ProShares, begun trading a new ETF, the ProShares K-1 Free Crude Oil Strategy ETF (Bats: OILK) on Wednesday, Septemebr 28, 2016. Here is a synopsis of the new ETF:
|Name: ProShares K-1 Free Crude Oil Strategy ETF
|Net Expense Ratio: 0.65%
The ProShares K-1 Free Crude Oil Strategy ETF seeks to provide total return through actively managed exposure to the West Texas Intermediate (WTI) crude oil futures markets. The Fund’s strategy seeks to outperform certain index based strategies by actively managing the rolling of WTI crude oil futures contracts.
“Rolling” means selling a futures contract as it nears its expiration date and replacing it with a new futures contract that has a later expiration date.

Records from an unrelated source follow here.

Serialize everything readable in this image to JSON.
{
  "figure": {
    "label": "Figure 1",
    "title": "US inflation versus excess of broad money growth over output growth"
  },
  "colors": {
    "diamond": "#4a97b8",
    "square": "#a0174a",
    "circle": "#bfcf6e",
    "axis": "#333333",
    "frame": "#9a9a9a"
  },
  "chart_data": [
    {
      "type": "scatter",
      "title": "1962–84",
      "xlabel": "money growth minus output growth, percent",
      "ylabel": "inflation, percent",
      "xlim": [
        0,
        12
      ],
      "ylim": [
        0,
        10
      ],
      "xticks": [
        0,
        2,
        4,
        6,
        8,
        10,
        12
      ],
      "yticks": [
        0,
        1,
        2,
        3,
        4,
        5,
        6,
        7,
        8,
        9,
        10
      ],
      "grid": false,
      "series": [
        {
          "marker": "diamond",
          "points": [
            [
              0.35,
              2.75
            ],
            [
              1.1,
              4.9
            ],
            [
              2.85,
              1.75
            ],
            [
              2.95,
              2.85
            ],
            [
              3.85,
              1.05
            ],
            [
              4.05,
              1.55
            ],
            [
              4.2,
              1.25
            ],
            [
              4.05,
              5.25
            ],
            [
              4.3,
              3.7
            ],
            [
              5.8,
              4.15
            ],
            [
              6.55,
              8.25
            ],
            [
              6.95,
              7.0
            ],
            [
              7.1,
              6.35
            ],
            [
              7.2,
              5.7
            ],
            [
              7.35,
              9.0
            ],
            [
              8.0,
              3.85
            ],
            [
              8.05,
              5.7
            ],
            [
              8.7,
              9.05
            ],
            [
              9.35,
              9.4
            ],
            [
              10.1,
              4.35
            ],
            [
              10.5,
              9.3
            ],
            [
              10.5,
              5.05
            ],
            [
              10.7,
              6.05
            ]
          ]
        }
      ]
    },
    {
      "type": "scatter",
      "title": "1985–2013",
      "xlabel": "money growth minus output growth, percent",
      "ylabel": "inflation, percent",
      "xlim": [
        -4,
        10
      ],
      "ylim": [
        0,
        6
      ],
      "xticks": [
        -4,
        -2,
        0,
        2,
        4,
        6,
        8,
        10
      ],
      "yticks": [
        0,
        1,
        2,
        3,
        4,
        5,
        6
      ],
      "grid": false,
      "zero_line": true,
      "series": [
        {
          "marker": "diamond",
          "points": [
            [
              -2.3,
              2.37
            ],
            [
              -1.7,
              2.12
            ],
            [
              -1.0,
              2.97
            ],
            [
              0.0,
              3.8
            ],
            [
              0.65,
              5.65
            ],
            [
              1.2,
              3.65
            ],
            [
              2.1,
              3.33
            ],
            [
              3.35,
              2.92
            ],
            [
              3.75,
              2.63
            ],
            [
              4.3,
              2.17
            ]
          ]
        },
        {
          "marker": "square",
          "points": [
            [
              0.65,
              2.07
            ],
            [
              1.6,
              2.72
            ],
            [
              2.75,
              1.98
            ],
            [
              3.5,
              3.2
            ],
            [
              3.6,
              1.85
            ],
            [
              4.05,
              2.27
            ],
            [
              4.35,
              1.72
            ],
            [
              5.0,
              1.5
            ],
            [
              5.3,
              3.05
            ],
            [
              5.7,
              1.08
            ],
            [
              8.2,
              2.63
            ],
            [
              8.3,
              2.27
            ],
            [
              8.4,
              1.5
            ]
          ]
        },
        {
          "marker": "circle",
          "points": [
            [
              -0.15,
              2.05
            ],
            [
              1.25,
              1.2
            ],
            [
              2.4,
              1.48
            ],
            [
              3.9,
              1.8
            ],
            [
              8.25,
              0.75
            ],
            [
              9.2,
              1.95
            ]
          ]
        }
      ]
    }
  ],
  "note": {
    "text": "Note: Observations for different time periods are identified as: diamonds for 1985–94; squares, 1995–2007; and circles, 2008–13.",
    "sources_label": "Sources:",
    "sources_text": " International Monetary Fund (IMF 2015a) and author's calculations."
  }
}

The Fund generally selects between WTI crude oil futures contracts with the 3 nearest expiration dates (known as the front, second and third month contracts) based on ProShare Advisors LLC’s analysis of the liquidity and cost of establishing and maintaining such positions.
Futures contracts with a longer term to expiration may be priced higher than futures contracts with a shorter term to expiration, a relationship called “contango”. When rolling futures contracts that are in contango, the Fund may sell the expiring contract at a lower price and buy a longer-dated contract at a higher price, resulting in a negative roll yield. During contango environments, the Fund’s active investment strategy attempts to select among the front, second, and third month WTI Crude Oil contracts in a manner that mitigates negative roll yield and potentially increases Fund returns compared with index-based strategies
that use formulaic rolling strategies.
Conversely, futures contracts with a longer term to expiration may be priced lower than futures contracts with a shorter term to expiration, a relationship called “backwardation”. When rolling futures contracts that are in backwardation, the Fund may sell the expiring contract at a higher price and buy a longer-dated contract at a lower price, resulting in a positive roll yield. During backwardation environments, the Fund’s active strategy attempts to select among the front, second, and third month WTI contracts in a manner that maximizes positive roll yield and potentially increases Fund returns.
The Fund generally will not invest directly in WTI crude oil futures. The Fund expects to gain exposure to these investments by investing a portion of its assets in the ProShares Cayman Crude Oil Strategy Portfolio, a wholly-owned subsidiary of the Fund organized under the laws of the Cayman Islands (Subsidiary). The Subsidiary is advised by ProShare Advisors, the Fund’s investment advisor, and invests directly in WTI crude oil futures. Unlike the Fund, the Subsidiary is not an investment company registered under the Investment Company Act of 1940, as amended. Like other 1940 Act funds, OILK will provide shareholder tax reporting information on 1099 forms, not the K‑1 form issued by partnerships.
The Fund’s investment in the Subsidiary is intended to provide the Fund with exposure to commodity markets in accordance with applicable rules and regulations. The Fund will invest up to 25% of its total assets in the Subsidiary. Except as otherwise noted, references to the Fund’s investment strategies and risks include the investment strategies and risks of the Subsidiary. The Fund employs various investment techniques that ProShare Advisors believes should, in the aggregate, meet the investment objective of the Fund. The instruments that the Fund will principally invest in are set forth below. Cash balances arising from the use of futures contracts will typically be held in short-term money market instruments.
(CLZ6) WTI Crude Oil, 11/21/2016
OILK Home Page
Category: Commodities> Energy> WTIC Oil
Here is a comment from Michael L. Sapir, co-founder and CEO of ProShares Advisors, LLC, the advisor to ProShares:
“Many investors want to invest in crude oil with the convenience of an ETF, but all other crude oil ETFs involve complicated tax reporting. OILK is the only U.S. ETF that lets investors get crude oil exposure but skip the K-1 tax form.”